This series of example playbooks show how to use Ansible to trigger Cloudformation.
It fufills the following behaviors, behavior driven development style:
Use ansible-playbook to run the appropriate command. The Ansible ties together the Cloudformation template, stack name, region so you have a single, short command to run.
"As a user I want to easily migrate from the aws cloudformation command to this module (and back again, if required)"
I show how to use the Cloudformation External Parameter JSON files to provide values to the Cloudformation template.
Ansible's built in Cloudformation support requires you to embed your parameter keys and values inside the Ansible task, which means these aren't portable to non Ansible / plain CLI usage.
However, the cloudformation_with_params uses a custom Ansible filter I wrote to properly translate aws cloudformation compatible external parameter files into what Ansible expects (in memory)
The external parameter files make it relatively easy to provide static values into your cloudformation.
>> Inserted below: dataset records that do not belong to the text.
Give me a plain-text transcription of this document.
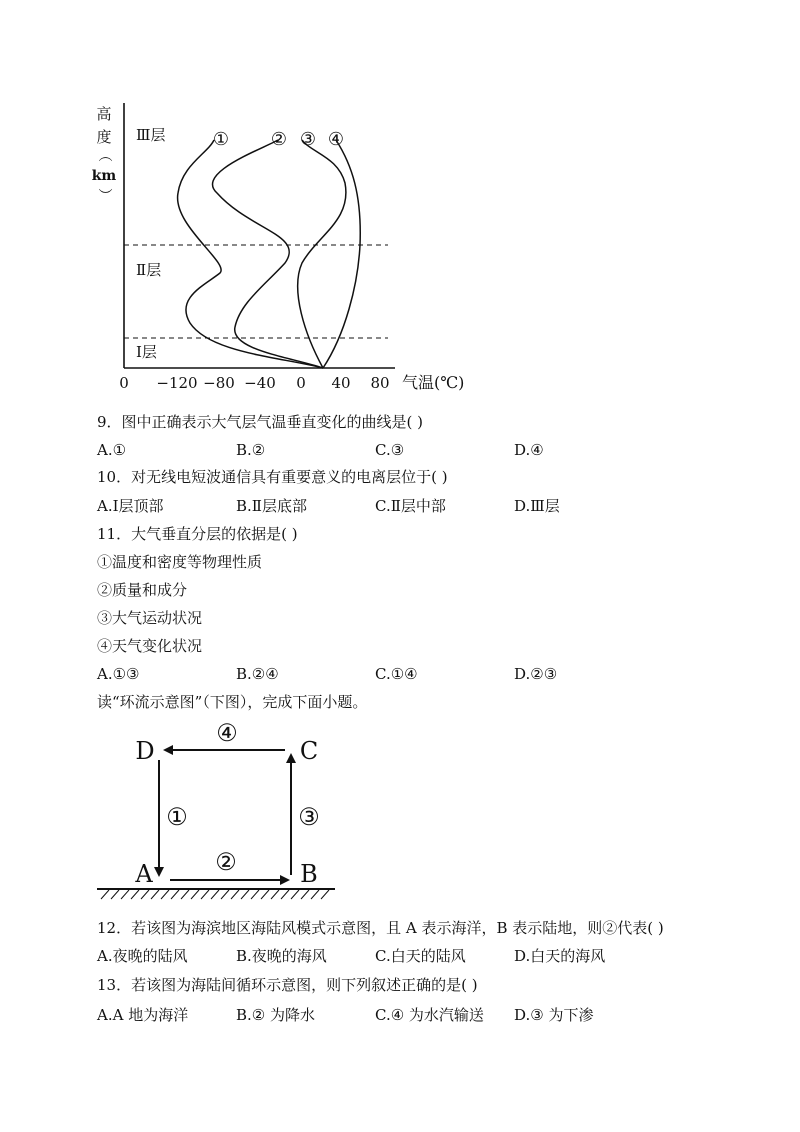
高
度
（
km
）
Ⅲ层
Ⅱ层
Ⅰ层
① ② ③ ④
0 −120 −80 −40 0 40 80 气温(℃)
9．图中正确表示大气层气温垂直变化的曲线是( )
A.①	B.②	C.③	D.④
10．对无线电短波通信具有重要意义的电离层位于( )
A.Ⅰ层顶部	B.Ⅱ层底部	C.Ⅱ层中部	D.Ⅲ层
11．大气垂直分层的依据是( )
①温度和密度等物理性质
②质量和成分
③大气运动状况
④天气变化状况
A.①③	B.②④	C.①④	D.②③
读“环流示意图”（下图），完成下面小题。
D	C
A	B
④
①	③
②
12．若该图为海滨地区海陆风模式示意图，且 A 表示海洋，B 表示陆地，则②代表( )
A.夜晚的陆风	B.夜晚的海风	C.白天的陆风	D.白天的海风
13．若该图为海陆间循环示意图，则下列叙述正确的是( )
A.A 地为海洋	B.② 为降水	C.④ 为水汽输送 D.③ 为下渗
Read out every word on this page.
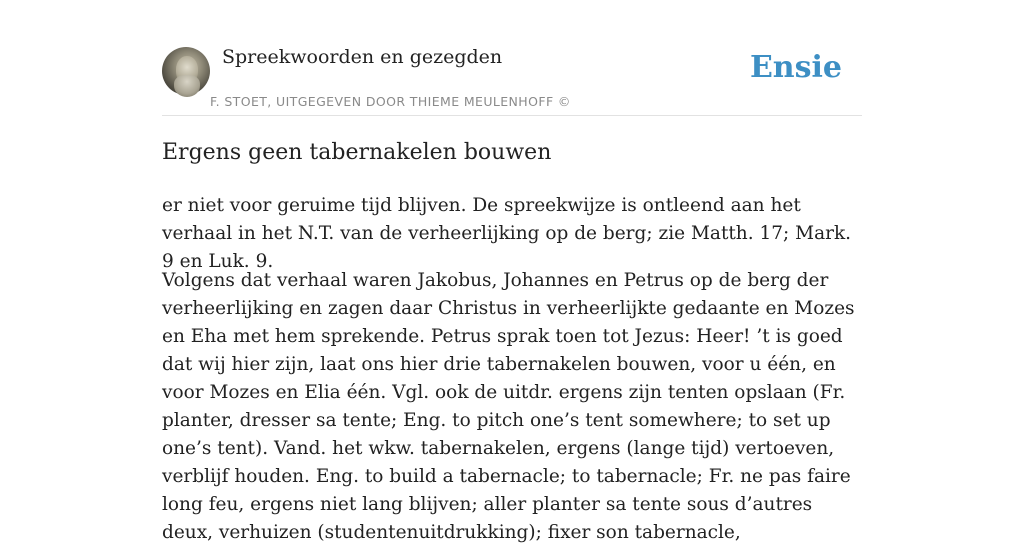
Spreekwoorden en gezegden
F. STOET, UITGEGEVEN DOOR THIEME MEULENHOFF ©
Ensie
Ergens geen tabernakelen bouwen

er niet voor geruime tijd blijven. De spreekwijze is ontleend aan het verhaal in het N.T. van de verheerlijking op de berg; zie Matth. 17; Mark. 9 en Luk. 9.

Volgens dat verhaal waren Jakobus, Johannes en Petrus op de berg der verheerlijking en zagen daar Christus in verheerlijkte gedaante en Mozes en Eha met hem sprekende. Petrus sprak toen tot Jezus: Heer! ’t is goed dat wij hier zijn, laat ons hier drie tabernakelen bouwen, voor u één, en voor Mozes en Elia één. Vgl. ook de uitdr. ergens zijn tenten opslaan (Fr. planter, dresser sa tente; Eng. to pitch one’s tent somewhere; to set up one’s tent). Vand. het wkw. tabernakelen, ergens (lange tijd) vertoeven, verblijf houden. Eng. to build a tabernacle; to tabernacle; Fr. ne pas faire long feu, ergens niet lang blijven; aller planter sa tente sous d’autres deux, verhuizen (studentenuitdrukking); fixer son tabernacle,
However, sometimes you need to look up Cloudformation Outputs from previously deployed stacks (for example, VPC IDs).
I have an example to solve that problem too. cloud9_with_lookup embeds lookup commands into the mostly static external parameter file, using Ansible itself to execute the commands. The rendered file is then used by the cloudformation runner, in the same manner as the static parameters are.
$ ansible-playbook playbooks/test.yml
Should return something, and look like it has worked. Won't actually install anything, because you better be running Python on your localhost, you're running Ansible...
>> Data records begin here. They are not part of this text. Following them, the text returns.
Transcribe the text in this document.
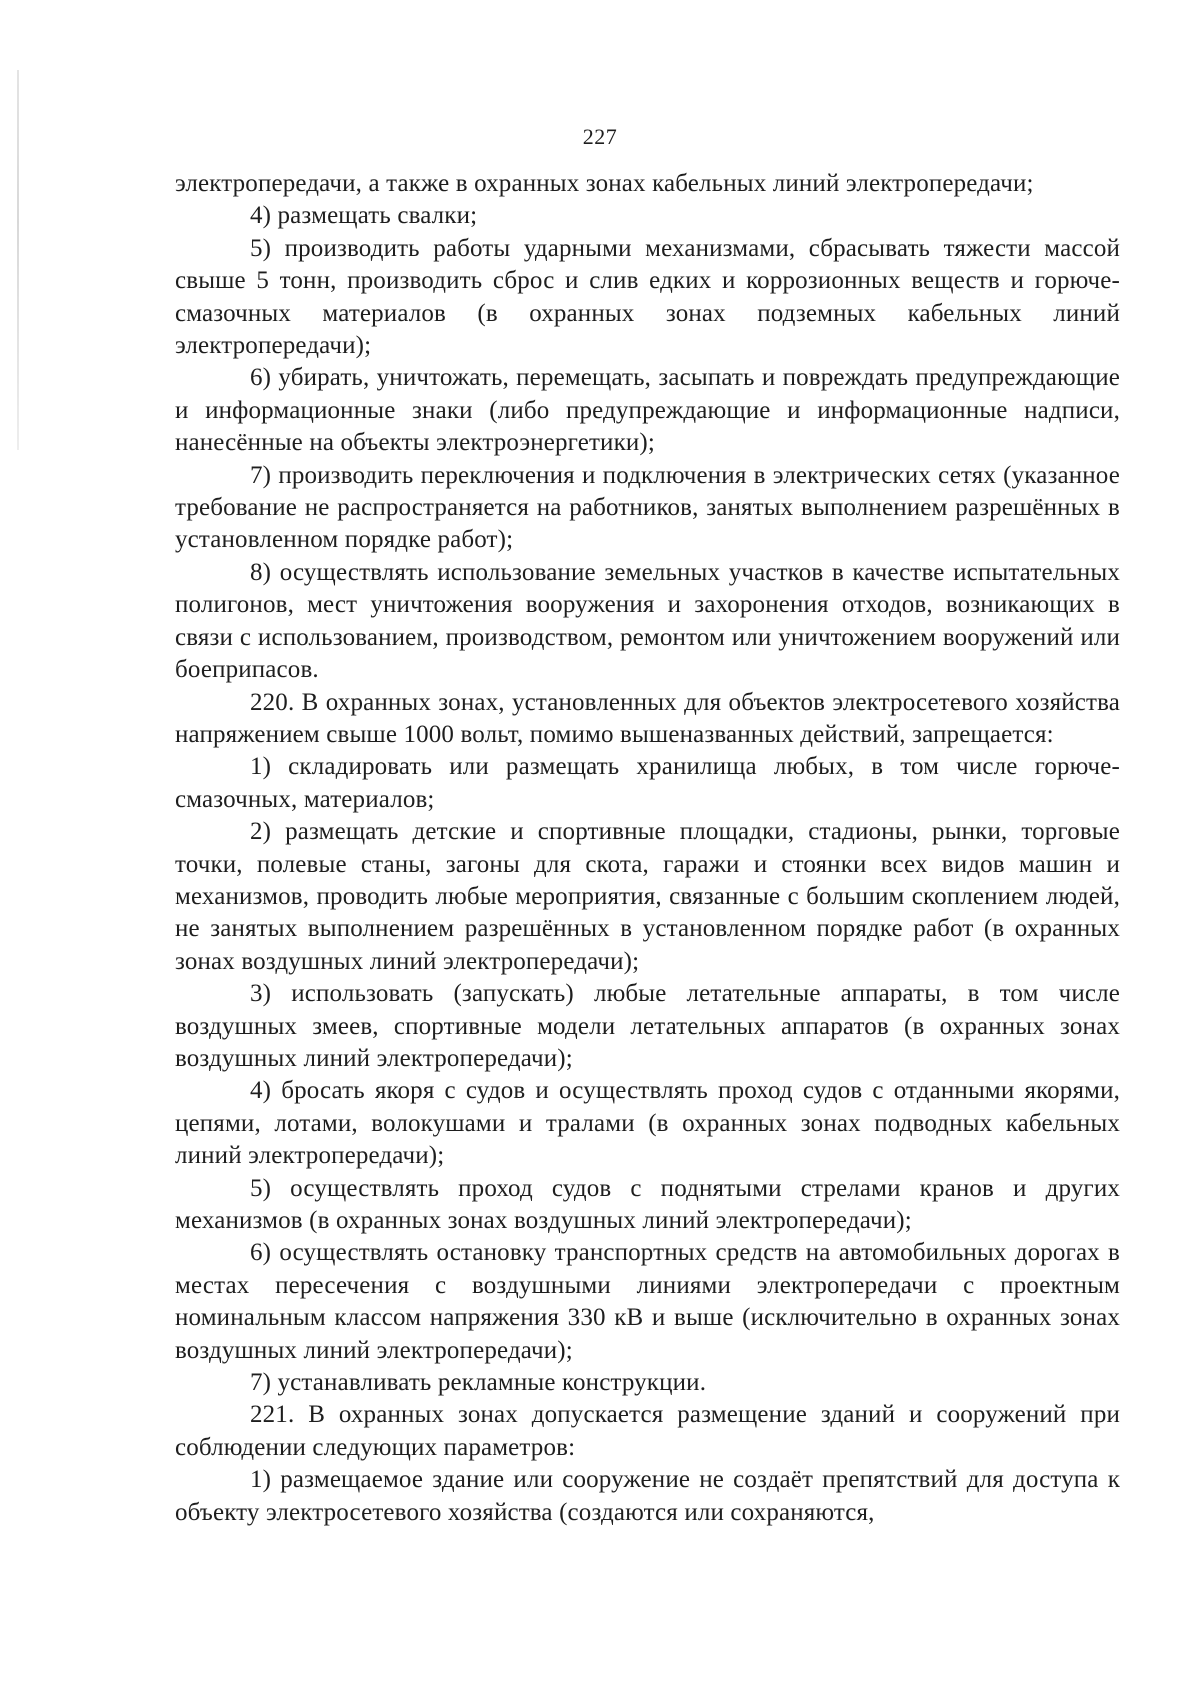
227

электропередачи, а также в охранных зонах кабельных линий электропередачи;

4) размещать свалки;

5) производить работы ударными механизмами, сбрасывать тяжести массой свыше 5 тонн, производить сброс и слив едких и коррозионных веществ и горюче-смазочных материалов (в охранных зонах подземных кабельных линий электропередачи);

6) убирать, уничтожать, перемещать, засыпать и повреждать предупреждающие и информационные знаки (либо предупреждающие и информационные надписи, нанесённые на объекты электроэнергетики);

7) производить переключения и подключения в электрических сетях (указанное требование не распространяется на работников, занятых выполнением разрешённых в установленном порядке работ);

8) осуществлять использование земельных участков в качестве испытательных полигонов, мест уничтожения вооружения и захоронения отходов, возникающих в связи с использованием, производством, ремонтом или уничтожением вооружений или боеприпасов.

220. В охранных зонах, установленных для объектов электросетевого хозяйства напряжением свыше 1000 вольт, помимо вышеназванных действий, запрещается:

1) складировать или размещать хранилища любых, в том числе горюче-смазочных, материалов;

2) размещать детские и спортивные площадки, стадионы, рынки, торговые точки, полевые станы, загоны для скота, гаражи и стоянки всех видов машин и механизмов, проводить любые мероприятия, связанные с большим скоплением людей, не занятых выполнением разрешённых в установленном порядке работ (в охранных зонах воздушных линий электропередачи);

3) использовать (запускать) любые летательные аппараты, в том числе воздушных змеев, спортивные модели летательных аппаратов (в охранных зонах воздушных линий электропередачи);

4) бросать якоря с судов и осуществлять проход судов с отданными якорями, цепями, лотами, волокушами и тралами (в охранных зонах подводных кабельных линий электропередачи);

5) осуществлять проход судов с поднятыми стрелами кранов и других механизмов (в охранных зонах воздушных линий электропередачи);

6) осуществлять остановку транспортных средств на автомобильных дорогах в местах пересечения с воздушными линиями электропередачи с проектным номинальным классом напряжения 330 кВ и выше (исключительно в охранных зонах воздушных линий электропередачи);

7) устанавливать рекламные конструкции.

221. В охранных зонах допускается размещение зданий и сооружений при соблюдении следующих параметров:

1) размещаемое здание или сооружение не создаёт препятствий для доступа к объекту электросетевого хозяйства (создаются или сохраняются,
Use the AWS_PROFILE environmental variable, like so:
$ AWS_PROFILE=profile_to_use_or_leave_out_for_default ansible-playbook playbooks/cloudformation_with_params_file.yml
Order of commands to run
Must run:
$ ansible-playbook playbooks/cloudformation_with_params_file.yml
before:
$ ansible-playbook playbooks/cloudformation_with_lookup.yml
(as the former generates an output the latter uses)
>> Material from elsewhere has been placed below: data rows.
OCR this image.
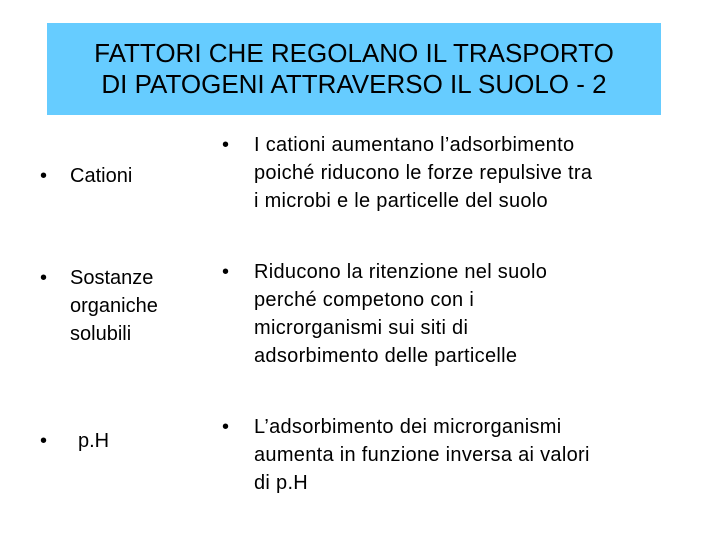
FATTORI CHE REGOLANO IL TRASPORTO
DI PATOGENI ATTRAVERSO IL SUOLO - 2
• Cationi
• I cationi aumentano l’adsorbimento
poiché riducono le forze repulsive tra
i microbi e le particelle del suolo
• Sostanze
organiche
solubili
• Riducono la ritenzione nel suolo
perché competono con i
microrganismi sui siti di
adsorbimento delle particelle
• p.H
• L’adsorbimento dei microrganismi
aumenta in funzione inversa ai valori
di p.H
I found I valued two things:
-
Simplicity: ability to onboard new team members quickly. It's easier to explain 4 lines of connecting YAML than some custom Cloudformation System
-
I want to be able to back away and use the aws cli if I want. (Granted, this stategy falls down with the dynamic lookup piece, but everything falls apart someday).
I actually didn't start here! I started writing a Makfile (well, using Python's Invoke task runner).
But after about 2 cloudformation stack calls I wondered how many utility functions I would need to write to get things at a good, simple abstraction layer for my users. And that I'd need to bring in cfn-create-or-update, and that means I need to bring in some Node code in addition to my Python code.
Ansible does both of those things: having already written code that calls Cloudformation appropriately, and that handles created vs new resources.
And Ansible also essentially blocks until the Cloudformation task is done (and thrown an exit code if the Cloudformation didn't build properly). Super useful if you want to put this as part of a CI runner!
I have mostly had annoying experiences with Ansible in the past, but this kind of fit!